The New Zealand P. otagoense is found on very dry slopes & riverbeds between an elevation of 140 m on the Earncleugh Historic Tailings Reserve and 1,200 m on the Benmore Range. The most southern known location is found at Lake Roxburgh and the most northern known location is found on the Richmond Range. The distribution of P. otagoense is being reduced by expansion and hybridization with P. marginale. Where these two grasshopper species meet populations consist of individuals with mixed phenotype, intermediate between the two parental taxa.

==Species description==
The wings on P. otagoense are micropterous (small wings) between 1 and 2 mm, making this species flightless like most of New Zealand grasshoppers. However, unlike Phaulacridium marginale no fully winged adults have ever been found.
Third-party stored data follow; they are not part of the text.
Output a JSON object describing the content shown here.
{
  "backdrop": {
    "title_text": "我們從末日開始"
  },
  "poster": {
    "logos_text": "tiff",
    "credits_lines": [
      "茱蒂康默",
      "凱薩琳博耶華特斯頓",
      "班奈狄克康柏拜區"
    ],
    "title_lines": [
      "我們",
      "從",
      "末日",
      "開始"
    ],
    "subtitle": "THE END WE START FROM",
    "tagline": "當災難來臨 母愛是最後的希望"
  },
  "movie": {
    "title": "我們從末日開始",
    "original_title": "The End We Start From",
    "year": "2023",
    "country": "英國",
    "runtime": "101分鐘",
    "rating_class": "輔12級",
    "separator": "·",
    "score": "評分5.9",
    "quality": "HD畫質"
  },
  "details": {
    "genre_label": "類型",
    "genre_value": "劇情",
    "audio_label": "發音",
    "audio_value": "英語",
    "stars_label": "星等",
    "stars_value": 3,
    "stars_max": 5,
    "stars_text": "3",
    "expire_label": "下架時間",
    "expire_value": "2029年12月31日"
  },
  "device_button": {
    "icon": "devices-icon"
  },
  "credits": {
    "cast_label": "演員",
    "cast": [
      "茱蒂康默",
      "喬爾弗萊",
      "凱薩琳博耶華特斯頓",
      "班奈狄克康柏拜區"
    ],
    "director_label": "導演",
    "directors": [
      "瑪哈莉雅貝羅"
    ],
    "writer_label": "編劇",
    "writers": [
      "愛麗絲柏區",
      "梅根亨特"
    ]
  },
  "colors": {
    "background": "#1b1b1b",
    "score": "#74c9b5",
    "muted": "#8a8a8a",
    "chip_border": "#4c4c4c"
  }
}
Male body length 5–10 mm; Female body length 10–15 mm.

==Type information==
- Ritchie & Westerman, 1984: The taxonomy, distribution and origins of two species of Phaulacridium (Orthoptera: Acrididae) in the South Island of New Zealand. Biological Journal of the Linnean Society (1984) 21: 283-298. With 4 figures
- Type locality: Omarama. .
- Type specimen: Male; 9 Jan 1974; M. Westerman; Holotype is deposited in the Canterbury Museum, Christchurch.
- Paratypes. Are deposited in the Canterbury Museum, Christchurch, Natural History Museum, London, and Australian National Insect Collection, Canberra.